Nach dem Bericht des Lukas wurden sieben Männer in dieses Amt berufen.39 Wie aus dem Handeln eines der Sieben, Stephanus, zu erkennen ist, gehörte zu ihrem Tätigkeitsbereich neben der praktischen Hilfeleistung auch die Wortverkündigung. Der „Dienst des Tisches“ beinhaltete im Kern die Mitwirkung bei dem „Brotbrechen“, der Vorform des Abendmahls, und die Verteilung von Speisen bei dem damit verbundenen Sättigungsmahl.
Die Darstellung der von Lukas wohl im neunten Jahrzehnt des 1. Jahrhunderts verfassten Apostelgeschichte lässt nicht erkennen, wann es in Jerusalem zum Entstehen dieses diakonischen Amtes gekommen ist. Auch fehlt in dem Bericht eine klare Amtsbezeichnung. Der Begriff „diakonia“ wird für beide Formen des Dienstes verwandt. Die Sieben werden jedoch nicht als Diakone bezeichnet, auch wenn sie bis heute für viele als Inbegriff der Diakone gelten.
Eindeutig belegt wird das Vorhandensein eines diakonischen Amtes unter der Bezeichnung Diakon erst im 1. Timotheusbrief, der am Anfang des 2. Jahrhunderts verfasst wurde. Ähnlich wie im Philipperbrief wird es hier als zweites Amt erwähnt, nach dem Amt des die Gemeinde leitenden „episkopos“, des Bischofs. Ebenso wie an den Bischof richten sich an den Diakon eine ganzen Reihe von Mahnungen und Auflagen für die Ausübung seines Amtes. Wie die Bischöfe sollen die Diakone „ehrbar sein, nicht zweizüngig, nicht dem Wein ergeben, nicht schädlichen Gewinn suchen“.40 Für sie ist anders als für die Bischöfe eine Probezeit vorgesehen.
Interessanterweise begegnen ähnliche Vorgaben nicht allein in den Kirchenordnungen der nächsten Jahrzehnte, sondern auch noch für die Armenpfleger in den Armenordnungen des Humanismus und der Reformationszeit des 16. Jahrhunderts. Dieses Amt war durch seinen Umgang mit Geld und mit gespendeten Gütern anfällig für Vorteilsnahmen und Veruntreuungen sowie durch den Umgang mit dem Abendmahlswein anfällig für Alkoholmissbrauch.

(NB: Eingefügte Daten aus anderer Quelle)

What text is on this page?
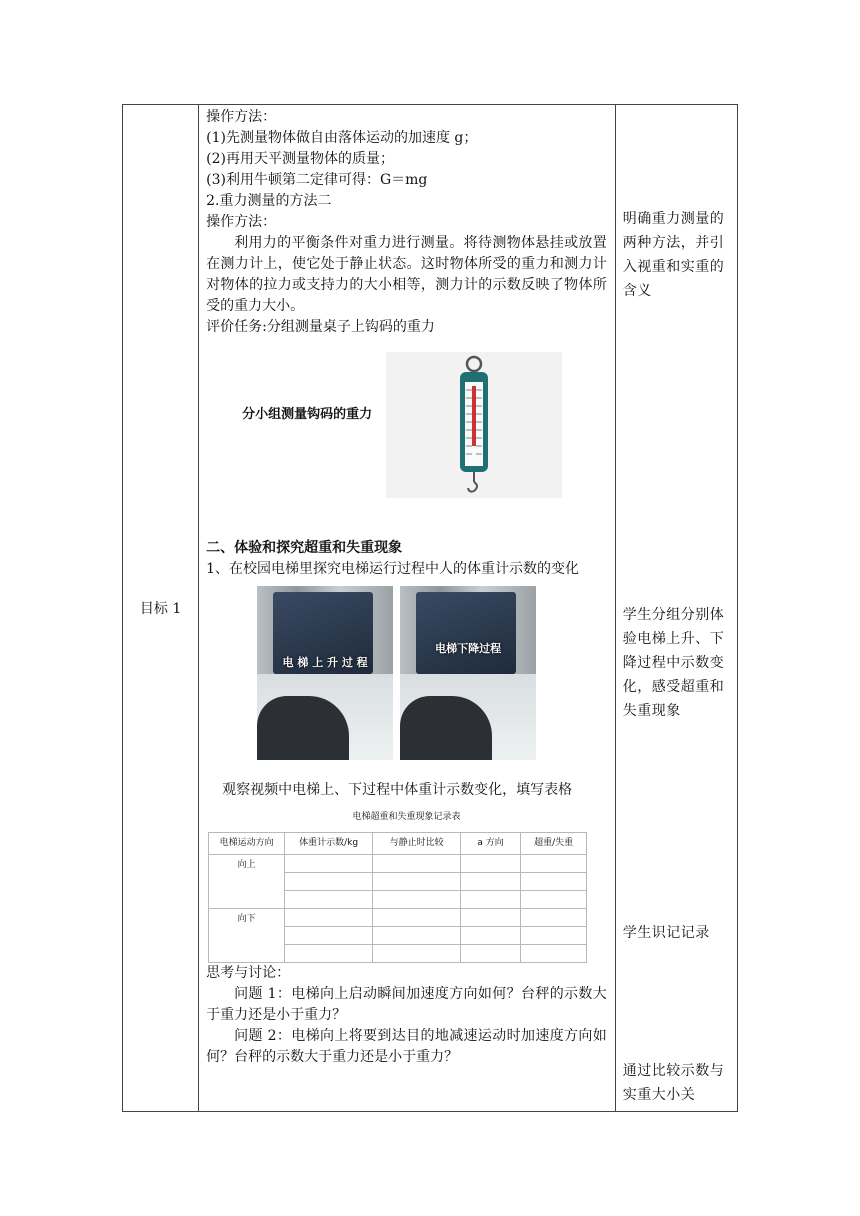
目标 1	

操作方法：

(1)先测量物体做自由落体运动的加速度 g；

(2)再用天平测量物体的质量；

(3)利用牛顿第二定律可得：G＝mg

2.重力测量的方法二

操作方法：

利用力的平衡条件对重力进行测量。将待测物体悬挂或放置在测力计上，使它处于静止状态。这时物体所受的重力和测力计对物体的拉力或支持力的大小相等，测力计的示数反映了物体所受的重力大小。

评价任务:分组测量桌子上钩码的重力

分小组测量钩码的重力

二、体验和探究超重和失重现象

1、在校园电梯里探究电梯运行过程中人的体重计示数的变化

电 梯 上 升 过 程
电梯下降过程

观察视频中电梯上、下过程中体重计示数变化，填写表格

电梯超重和失重现象记录表
电梯运动方向	体重计示数/kg	与静止时比较	a 方向	超重/失重
向上				

向下				

思考与讨论：

问题 1：电梯向上启动瞬间加速度方向如何？台秤的示数大于重力还是小于重力？

问题 2：电梯向上将要到达目的地减速运动时加速度方向如何？台秤的示数大于重力还是小于重力？

明确重力测量的两种方法，并引入视重和实重的含义
学生分组分别体验电梯上升、下降过程中示数变化，感受超重和失重现象
学生识记记录
通过比较示数与实重大小关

Das Vorhandensein eines geordneten Diakonenamtes belegen auch die Briefe des Bischofs Ignatius von Antiochien, gleichfalls aus dem Anfang des 2. Jahrhunderts. Zwischen das Bischofsamt und das Diakonenamt hat sich hier bereits das Presbyteramt geschoben. Erstaunlich ist dabei die theologische Begründung für die Rangfolge. Während der Rang des Bischofs von Gott abgeleitet wird und der Rang der Presbyter von den Aposteln, werden die Diakone als „mit dem Dienst Christi betraut“ angesehen. Das Bewusstsein für die elementare Bedeutung des diakonischen Vorbilds und Auftrags Jesu war also durchaus vorhanden, änderte jedoch an der Nachrangigkeit der amtlichen, jetzt dritten Position in der sich entwickelnden Hierarchie nichts. Wohl dadurch bedingt setzte offenbar auch eine geringere Wertschätzung des Diakonenamtes ein, dem Ignatius verschiedentlich durch ausgewählt ehrende Wortwahl entgegenwirken wollte.41 Hier beginnt der Verfall des Diakonenamtes, der im Mittelalter bis zum faktischen Erlöschen seines diakonischen Dienstes führte und das Diakonenamt nur noch zu einer Durchgangsstufe auf dem Weg zum Priester machte.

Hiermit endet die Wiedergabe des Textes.